In May of 2016, then-district attorney Mitch Morrissey wrote a letter to Denver’s police chief criticizing the arrest of Angiella Arnot. Police arrested Arnot one day after they arrested former DPD officer Davin Munk. Both were accused of sexually assaulting a woman but were released within days when Morrissey’s office determined there was not enough evidence to press charges. In his letter, Morrissey said Arnot was innocent of the charges.

Morrissey’s criticisms focused on Deputy Chief Matt Murray’s leadership of the investigation. But Murray told Denver7 Investigates in January that the district attorney had his facts wrong and he was camping on the day Arnot was arrested and he did not have any involvement with the decision to arrest her. Murray said his involvement was confined to the investigation and arrest of Munk.

“Charges were never filed against Ms. Arnot. Should she have been arrested?” Denver7 chief investigative reporter Tony Kovaleski asked Murray in January.

“Yes, with the information that we had at the time,” Murray responded. “I wasn't present, I wasn't directing it, I don't know what the detectives had developed at that point. I only knew the allegations on the first night. I have a receipt in here that I'm providing you that I was out of town, so I was no longer a part of that investigation.”

“You had nothing to do with the decision to arrest?” Kovaleski asked.

“Nothing. I did nothing. I was out of town on vacation,” Murray said. “I wasn't present, I wasn't consulted, I wasn't getting that information.”

Murray provided to Denver7 Investigates a receipt for a Colorado campground beginning May 4, the day police took Arnot into custody. But the deputy chief’s cell phone records show he received several work-related phone calls that day, including multiple calls with the deputy district attorney and internal affairs commander involved in the sexual assault investigation.

DPD investigative records show that in the overnight hours of May 4, police searched Munk’s home and talked to Munk’s brother about a woman named “Angel” believed to be involved in the sexual assault. 

Phone records indicate three calls happened before 7 a.m. on the day Arnot was arrested. The first of the calls lasted about 11 minutes, the second about two minutes, and the third less than one minute.

Arnot says she was arrested around 5 p.m. that evening. After that, records show an internal affairs investigator called Murray twice in calls totaling about 13 minutes.

Neither Murray nor the deputy DA nor the internal affairs commander would answer questions about what was discussed in the phone calls on the day of Arnot’s arrest, each citing an ongoing independent investigation launched by the Department of Safety into the circumstances of the case. Arnot says the records make her doubt Murray’s statements he had no involvement on the day she was arrested.

“What do those phone calls say to you?” Kovaleski asked Arnot in an interview this week.

“That he lied. If he... if he didn't have anything to do with it, why are there phone records?” Arnot responded.

Nick Rogers, the president of the Denver Police Protective Association, also said the phone records raise important questions.

“The phone records are very clear that he was still involved in this investigation… to what extent, I don't know,” Rogers said.

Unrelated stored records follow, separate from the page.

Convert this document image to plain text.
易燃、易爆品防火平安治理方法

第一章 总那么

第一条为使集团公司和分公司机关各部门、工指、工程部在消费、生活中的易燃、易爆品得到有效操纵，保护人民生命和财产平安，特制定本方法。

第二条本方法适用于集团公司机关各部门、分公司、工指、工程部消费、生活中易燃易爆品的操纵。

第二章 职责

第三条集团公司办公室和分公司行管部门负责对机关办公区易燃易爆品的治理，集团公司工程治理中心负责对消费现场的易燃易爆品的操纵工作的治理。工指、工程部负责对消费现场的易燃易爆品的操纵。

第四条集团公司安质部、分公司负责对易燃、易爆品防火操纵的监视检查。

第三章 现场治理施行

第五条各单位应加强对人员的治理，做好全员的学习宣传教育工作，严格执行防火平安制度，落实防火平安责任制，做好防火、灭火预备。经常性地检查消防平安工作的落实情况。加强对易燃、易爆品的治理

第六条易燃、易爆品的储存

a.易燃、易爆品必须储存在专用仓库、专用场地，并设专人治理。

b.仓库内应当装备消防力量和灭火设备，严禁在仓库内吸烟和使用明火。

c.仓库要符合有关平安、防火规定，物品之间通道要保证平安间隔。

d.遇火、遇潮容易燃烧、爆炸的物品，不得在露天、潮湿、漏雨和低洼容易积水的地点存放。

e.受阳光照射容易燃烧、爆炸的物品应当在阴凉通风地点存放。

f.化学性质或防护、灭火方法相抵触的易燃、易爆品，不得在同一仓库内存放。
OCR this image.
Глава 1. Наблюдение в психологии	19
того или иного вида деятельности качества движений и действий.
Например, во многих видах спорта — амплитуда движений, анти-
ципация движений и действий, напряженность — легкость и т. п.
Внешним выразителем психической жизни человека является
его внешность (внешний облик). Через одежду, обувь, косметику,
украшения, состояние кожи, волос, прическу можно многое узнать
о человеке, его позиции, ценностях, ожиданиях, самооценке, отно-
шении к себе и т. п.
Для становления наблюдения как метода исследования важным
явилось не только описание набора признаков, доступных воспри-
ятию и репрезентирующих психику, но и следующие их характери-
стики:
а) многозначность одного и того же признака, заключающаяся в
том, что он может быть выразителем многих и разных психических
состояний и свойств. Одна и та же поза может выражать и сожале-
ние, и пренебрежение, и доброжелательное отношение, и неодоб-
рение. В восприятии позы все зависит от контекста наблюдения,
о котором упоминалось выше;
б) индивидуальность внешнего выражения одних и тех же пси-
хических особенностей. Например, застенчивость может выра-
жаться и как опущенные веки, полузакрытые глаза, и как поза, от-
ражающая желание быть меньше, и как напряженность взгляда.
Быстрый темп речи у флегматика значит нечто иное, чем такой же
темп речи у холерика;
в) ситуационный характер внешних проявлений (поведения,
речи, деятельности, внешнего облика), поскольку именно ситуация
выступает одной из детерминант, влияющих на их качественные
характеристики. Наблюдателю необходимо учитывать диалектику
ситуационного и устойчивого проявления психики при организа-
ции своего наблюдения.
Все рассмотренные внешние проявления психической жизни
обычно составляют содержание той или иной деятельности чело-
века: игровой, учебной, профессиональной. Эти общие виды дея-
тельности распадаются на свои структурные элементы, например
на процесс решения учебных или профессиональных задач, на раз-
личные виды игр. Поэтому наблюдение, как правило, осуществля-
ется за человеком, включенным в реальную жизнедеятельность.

When asked about the phone records, Murray said in a statement, "It would be inappropriate for me to comment as there is an investigation underway regarding the matter."

But on the day the phone records were released by the city, Murray wrote on Twitter, “GET READY! More inaccurate, incomplete, and inflammatory fake news coming soon!”

Murray did not respond to questions about the tweet and did not provide any information to refute any inaccuracies he predicted would be reported.

The dispute between the police department and the former district attorney did not become public until after the term-limited Morrissey left office in January, when Denver7 Investigates obtained the letter written by the former DA criticizing Arnot’s arrest.

DPD had previously denied a pair of records requests filed by the police union for any correspondence between Chief White and Morrissey about the case. The department ultimately turned over the letters to the union in the days after Denver7 Investigates contacted DPD with questions about the records. DPD explained the delay by saying the chief’s secretary did not initially realize she had the letters on her computer.

In addition to the independent investigation into the matter commissioned by the city, the district attorney’s office is also investigating whether the police department violated open records laws by failing to initially release the letters.